Genital Herpes During Pregnancy Linked to Autism Risk in Offspring


A mother’s immune response to anti-herpes simplex virus-2 may disrupt development of fetal central nervous system.

Infants born to mothers with active genital herpes during early pregnancy are twice as likely to develop autism spectrum disorder (ASD) later in life, according to a study published in mSphere.

The study is the first to show evidence of the role of gestational infection in autism, indicating an association between maternal anti-herpes simplex virus-2 (HSV-2) antibodies and the risk of ASD in offspring.

Because direct infection of the fetus is typically fatal, the investigators do not believe the virus is the cause of the risk. Instead, the findings suggest that neurodevelopment outcomes are due to primary or reactivation of infection in mothers with inflammation in close proximity to the womb.

“We believe the mother’s immune response to HSV-2 could be disrupting fetal central nervous system development, raising risk for autism,” said lead author Milada Mahic.

An estimated 1 of 5 women in the United States has HSV-2, also referred to as genital herpes. After the initial outbreak, the virus resides in nerve cells where it often lays dormant. The frequency of flare-ups start to reduce as the body builds immunity to the virus.

The investigators sought to examine the link between maternal infection and the risk for autism, with a primary focus on the 5 pathogens: toxoplasma gondii, rubella virus, cytomegalovirus, and herpes simplex viruses type 1 and 2—–collectively referred to as ToRCH agents.

For the study, investigators exampled blood samples from 412 mothers of children diagnosed with ASD and 463 mothers of children without ASD enrolled in the Autism Birth Cohort (ABC) study.

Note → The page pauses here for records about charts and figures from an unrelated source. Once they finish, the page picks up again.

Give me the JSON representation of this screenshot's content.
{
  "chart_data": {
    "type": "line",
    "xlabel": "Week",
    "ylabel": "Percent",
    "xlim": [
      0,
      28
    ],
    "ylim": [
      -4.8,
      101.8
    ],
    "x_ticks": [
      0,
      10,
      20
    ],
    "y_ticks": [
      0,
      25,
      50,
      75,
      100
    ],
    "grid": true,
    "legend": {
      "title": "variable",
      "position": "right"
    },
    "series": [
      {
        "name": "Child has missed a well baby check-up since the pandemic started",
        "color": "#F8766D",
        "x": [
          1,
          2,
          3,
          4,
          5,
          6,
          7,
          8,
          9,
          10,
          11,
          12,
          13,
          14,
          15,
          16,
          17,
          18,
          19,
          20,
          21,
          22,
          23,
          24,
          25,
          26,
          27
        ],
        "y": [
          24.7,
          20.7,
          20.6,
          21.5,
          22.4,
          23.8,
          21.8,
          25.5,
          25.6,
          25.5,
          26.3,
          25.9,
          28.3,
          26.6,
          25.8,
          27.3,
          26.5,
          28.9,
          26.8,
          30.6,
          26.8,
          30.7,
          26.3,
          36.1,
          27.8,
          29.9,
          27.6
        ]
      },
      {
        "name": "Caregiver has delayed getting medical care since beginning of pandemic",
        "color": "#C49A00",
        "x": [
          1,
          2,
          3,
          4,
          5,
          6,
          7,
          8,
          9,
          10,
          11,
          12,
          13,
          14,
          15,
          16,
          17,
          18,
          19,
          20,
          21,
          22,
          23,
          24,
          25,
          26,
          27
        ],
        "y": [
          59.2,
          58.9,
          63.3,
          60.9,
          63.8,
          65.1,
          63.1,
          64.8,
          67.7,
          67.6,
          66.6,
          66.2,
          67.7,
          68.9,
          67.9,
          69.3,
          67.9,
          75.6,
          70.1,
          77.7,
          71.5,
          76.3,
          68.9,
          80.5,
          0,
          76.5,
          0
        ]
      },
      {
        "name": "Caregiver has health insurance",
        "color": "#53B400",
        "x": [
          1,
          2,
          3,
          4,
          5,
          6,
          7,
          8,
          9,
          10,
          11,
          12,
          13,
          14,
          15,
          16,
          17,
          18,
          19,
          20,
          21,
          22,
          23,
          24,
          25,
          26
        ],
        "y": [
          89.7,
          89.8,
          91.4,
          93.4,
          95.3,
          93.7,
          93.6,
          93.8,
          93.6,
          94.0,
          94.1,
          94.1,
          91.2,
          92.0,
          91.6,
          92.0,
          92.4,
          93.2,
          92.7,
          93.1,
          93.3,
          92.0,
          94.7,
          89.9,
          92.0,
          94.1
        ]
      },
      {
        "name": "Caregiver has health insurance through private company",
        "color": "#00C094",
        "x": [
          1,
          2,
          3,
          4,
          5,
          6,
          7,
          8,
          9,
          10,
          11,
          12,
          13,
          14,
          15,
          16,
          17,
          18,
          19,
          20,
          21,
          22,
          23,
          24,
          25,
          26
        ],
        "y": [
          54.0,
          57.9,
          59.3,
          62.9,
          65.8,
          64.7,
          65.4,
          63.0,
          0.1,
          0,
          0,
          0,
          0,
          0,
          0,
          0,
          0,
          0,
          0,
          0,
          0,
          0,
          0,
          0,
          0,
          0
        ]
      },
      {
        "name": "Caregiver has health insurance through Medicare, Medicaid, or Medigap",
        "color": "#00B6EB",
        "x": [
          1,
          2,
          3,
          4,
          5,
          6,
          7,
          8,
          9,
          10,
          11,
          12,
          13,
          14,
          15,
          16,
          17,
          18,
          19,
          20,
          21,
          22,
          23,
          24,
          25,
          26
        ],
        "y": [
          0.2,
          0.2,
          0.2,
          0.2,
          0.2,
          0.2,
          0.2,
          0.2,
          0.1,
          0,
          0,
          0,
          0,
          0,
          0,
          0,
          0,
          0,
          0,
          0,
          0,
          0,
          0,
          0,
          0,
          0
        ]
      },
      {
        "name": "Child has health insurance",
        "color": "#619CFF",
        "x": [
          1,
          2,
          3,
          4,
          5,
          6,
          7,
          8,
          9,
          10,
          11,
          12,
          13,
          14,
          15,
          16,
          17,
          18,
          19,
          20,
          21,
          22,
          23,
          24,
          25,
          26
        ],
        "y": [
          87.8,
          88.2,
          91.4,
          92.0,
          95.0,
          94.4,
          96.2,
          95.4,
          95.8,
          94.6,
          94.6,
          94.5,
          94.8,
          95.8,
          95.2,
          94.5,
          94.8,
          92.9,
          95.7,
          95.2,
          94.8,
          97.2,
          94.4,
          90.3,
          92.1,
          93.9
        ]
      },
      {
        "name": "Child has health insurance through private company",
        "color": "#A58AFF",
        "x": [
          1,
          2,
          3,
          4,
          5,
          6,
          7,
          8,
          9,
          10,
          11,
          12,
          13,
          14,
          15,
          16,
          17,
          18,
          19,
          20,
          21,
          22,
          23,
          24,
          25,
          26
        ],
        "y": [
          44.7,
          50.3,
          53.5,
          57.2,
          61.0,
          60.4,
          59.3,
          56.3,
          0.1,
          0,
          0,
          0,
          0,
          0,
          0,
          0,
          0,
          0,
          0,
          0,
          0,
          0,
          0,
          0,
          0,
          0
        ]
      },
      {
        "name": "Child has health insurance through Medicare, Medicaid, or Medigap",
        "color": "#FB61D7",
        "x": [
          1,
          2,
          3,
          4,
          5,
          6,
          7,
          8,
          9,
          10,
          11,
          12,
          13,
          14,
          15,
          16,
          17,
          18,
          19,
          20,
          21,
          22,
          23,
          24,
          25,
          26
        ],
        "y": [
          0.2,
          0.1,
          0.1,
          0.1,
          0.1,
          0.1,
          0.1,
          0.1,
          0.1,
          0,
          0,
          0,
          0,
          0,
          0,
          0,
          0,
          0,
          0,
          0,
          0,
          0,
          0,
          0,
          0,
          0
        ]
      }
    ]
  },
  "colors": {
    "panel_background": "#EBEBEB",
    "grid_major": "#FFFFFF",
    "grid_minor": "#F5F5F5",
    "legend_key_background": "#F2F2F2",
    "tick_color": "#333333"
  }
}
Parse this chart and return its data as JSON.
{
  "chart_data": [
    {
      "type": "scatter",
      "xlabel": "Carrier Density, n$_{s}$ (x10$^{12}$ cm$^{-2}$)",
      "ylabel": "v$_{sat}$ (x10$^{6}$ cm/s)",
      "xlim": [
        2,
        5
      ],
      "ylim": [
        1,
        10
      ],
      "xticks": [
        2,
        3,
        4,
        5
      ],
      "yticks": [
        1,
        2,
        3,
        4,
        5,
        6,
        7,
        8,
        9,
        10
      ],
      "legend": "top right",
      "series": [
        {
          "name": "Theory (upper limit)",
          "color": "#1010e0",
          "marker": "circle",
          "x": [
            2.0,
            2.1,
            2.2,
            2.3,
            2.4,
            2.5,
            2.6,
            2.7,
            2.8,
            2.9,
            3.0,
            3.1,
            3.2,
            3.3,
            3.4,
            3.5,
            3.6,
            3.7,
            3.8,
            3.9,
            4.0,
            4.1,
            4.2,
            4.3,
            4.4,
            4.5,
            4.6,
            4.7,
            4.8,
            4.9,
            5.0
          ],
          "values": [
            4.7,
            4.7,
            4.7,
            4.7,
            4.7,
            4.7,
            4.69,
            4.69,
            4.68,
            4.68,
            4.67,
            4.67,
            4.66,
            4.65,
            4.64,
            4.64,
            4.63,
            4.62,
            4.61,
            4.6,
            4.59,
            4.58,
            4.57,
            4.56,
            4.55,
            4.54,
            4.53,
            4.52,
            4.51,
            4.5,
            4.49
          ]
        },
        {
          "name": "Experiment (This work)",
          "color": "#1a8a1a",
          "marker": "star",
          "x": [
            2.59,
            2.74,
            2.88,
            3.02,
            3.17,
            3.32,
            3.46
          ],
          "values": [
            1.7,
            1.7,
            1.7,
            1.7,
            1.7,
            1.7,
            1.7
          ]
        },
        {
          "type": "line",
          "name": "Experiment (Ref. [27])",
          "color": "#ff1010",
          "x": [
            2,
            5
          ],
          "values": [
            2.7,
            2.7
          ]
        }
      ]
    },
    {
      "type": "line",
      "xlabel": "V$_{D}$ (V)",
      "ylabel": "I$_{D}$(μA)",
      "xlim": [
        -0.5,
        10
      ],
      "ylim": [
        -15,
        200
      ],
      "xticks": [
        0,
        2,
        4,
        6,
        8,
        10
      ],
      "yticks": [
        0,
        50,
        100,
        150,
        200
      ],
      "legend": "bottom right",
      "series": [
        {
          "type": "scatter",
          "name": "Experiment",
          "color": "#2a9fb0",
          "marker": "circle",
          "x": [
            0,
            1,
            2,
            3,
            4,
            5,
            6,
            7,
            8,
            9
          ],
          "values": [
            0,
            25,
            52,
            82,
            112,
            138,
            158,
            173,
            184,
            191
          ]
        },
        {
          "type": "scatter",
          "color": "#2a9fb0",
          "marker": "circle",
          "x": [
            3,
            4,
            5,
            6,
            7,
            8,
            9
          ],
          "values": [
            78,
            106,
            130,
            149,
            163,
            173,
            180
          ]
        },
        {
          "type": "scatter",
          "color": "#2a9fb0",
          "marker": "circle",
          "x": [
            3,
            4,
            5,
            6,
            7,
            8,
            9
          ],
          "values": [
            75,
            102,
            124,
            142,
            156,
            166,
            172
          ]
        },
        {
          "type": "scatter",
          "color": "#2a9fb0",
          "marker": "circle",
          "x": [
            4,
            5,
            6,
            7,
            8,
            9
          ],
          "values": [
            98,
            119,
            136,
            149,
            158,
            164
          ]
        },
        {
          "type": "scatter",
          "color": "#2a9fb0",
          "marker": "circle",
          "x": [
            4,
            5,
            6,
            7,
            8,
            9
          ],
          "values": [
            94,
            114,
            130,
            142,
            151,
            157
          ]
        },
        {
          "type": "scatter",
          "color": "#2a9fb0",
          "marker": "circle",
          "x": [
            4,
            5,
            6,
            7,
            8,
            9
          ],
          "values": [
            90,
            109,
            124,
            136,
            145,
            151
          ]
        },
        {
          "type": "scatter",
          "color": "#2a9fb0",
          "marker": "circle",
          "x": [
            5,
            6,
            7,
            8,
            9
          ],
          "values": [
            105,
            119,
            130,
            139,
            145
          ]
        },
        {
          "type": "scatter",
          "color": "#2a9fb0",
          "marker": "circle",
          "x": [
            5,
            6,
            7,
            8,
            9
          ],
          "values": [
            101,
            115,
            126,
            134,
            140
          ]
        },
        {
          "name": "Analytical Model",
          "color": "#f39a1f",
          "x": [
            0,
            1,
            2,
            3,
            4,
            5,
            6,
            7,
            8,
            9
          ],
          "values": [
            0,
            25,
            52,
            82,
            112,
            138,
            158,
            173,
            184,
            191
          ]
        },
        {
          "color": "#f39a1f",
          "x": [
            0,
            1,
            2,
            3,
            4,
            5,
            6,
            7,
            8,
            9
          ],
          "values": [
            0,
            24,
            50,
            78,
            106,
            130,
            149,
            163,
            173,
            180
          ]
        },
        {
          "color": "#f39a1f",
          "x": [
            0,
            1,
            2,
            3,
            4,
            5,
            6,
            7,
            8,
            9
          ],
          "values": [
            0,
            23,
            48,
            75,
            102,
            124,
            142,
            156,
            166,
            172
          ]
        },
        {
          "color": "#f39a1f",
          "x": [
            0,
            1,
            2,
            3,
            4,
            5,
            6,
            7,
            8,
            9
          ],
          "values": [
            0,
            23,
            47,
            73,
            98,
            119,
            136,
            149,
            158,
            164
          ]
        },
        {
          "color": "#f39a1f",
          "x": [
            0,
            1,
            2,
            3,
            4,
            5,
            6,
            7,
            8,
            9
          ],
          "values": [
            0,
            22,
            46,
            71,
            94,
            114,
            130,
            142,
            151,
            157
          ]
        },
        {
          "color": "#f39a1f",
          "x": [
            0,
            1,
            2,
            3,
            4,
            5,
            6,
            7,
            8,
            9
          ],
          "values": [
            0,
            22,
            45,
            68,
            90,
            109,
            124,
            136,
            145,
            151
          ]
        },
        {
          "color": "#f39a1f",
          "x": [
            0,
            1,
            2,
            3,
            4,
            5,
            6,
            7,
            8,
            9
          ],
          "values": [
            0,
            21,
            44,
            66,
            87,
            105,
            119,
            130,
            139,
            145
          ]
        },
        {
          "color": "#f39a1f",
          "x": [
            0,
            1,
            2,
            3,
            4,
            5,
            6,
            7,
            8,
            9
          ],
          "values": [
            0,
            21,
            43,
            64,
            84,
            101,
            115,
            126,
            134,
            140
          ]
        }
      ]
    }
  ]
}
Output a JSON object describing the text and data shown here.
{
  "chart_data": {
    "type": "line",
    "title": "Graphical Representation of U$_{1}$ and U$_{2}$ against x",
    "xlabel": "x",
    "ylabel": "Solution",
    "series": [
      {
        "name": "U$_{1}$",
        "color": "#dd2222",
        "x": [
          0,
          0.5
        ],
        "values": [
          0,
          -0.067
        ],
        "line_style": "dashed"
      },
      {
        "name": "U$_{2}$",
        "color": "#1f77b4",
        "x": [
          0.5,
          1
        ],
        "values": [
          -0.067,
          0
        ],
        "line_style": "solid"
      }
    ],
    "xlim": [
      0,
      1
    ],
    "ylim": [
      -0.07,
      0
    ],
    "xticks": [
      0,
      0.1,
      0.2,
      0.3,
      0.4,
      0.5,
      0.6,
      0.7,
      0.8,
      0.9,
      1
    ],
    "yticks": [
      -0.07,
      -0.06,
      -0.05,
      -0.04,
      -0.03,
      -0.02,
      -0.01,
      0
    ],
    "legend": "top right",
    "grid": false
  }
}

Samples were taken at approximately week 18 of pregnancy and again at birth, and then were analyzed for levels of antibodies to each of the ToRCH agents.

The results revealed high levels of antibodies to HSV-2 correlated with risk for ASD, but the correlation was not observed with any of the other agents. Furthermore, the link was only evident in blood samples obtained at the time point reflecting exposure during early pregnancy, when the fetal nervous system undergoes rapid development, not at birth, according to the study.

The findings reflect those seen in earlier epidemiological data, which indicated that activation of the maternal immune system during early- to mid-pregnancy was associated with long-term development and behavioral issues in offspring.

Overall, 13% of the mothers tested positive for anti-HSV-2 antibodies at mid-pregnancy. Of whom, only 12% reported having HSV lesions before pregnancy or during the first trimester. This likely indicates that most infections were asymptomatic, according to the authors.

The effect of anti-HSV-2 antibodies on the risk for ASD was only observed in males. The authors noted that because the number of females with ASD in the ABC study was small, there is not enough evidence to conclude that the effect is sex-specific; however, autism is generally more common in males.

More research needs to be done to determine if screening and suppression of HSV-2 infection during pregnancy is needed, the authors concluded.

“The cause or causes of most cases of autism are unknown,” said senior author Ian W. Lipkin. “But evidence suggests a role for both genetic and environmental factors. Our work suggests that inflammation and immune activation may contribute to risk. Herpes simplex virus-2 could be one of any number of infectious agents involved.”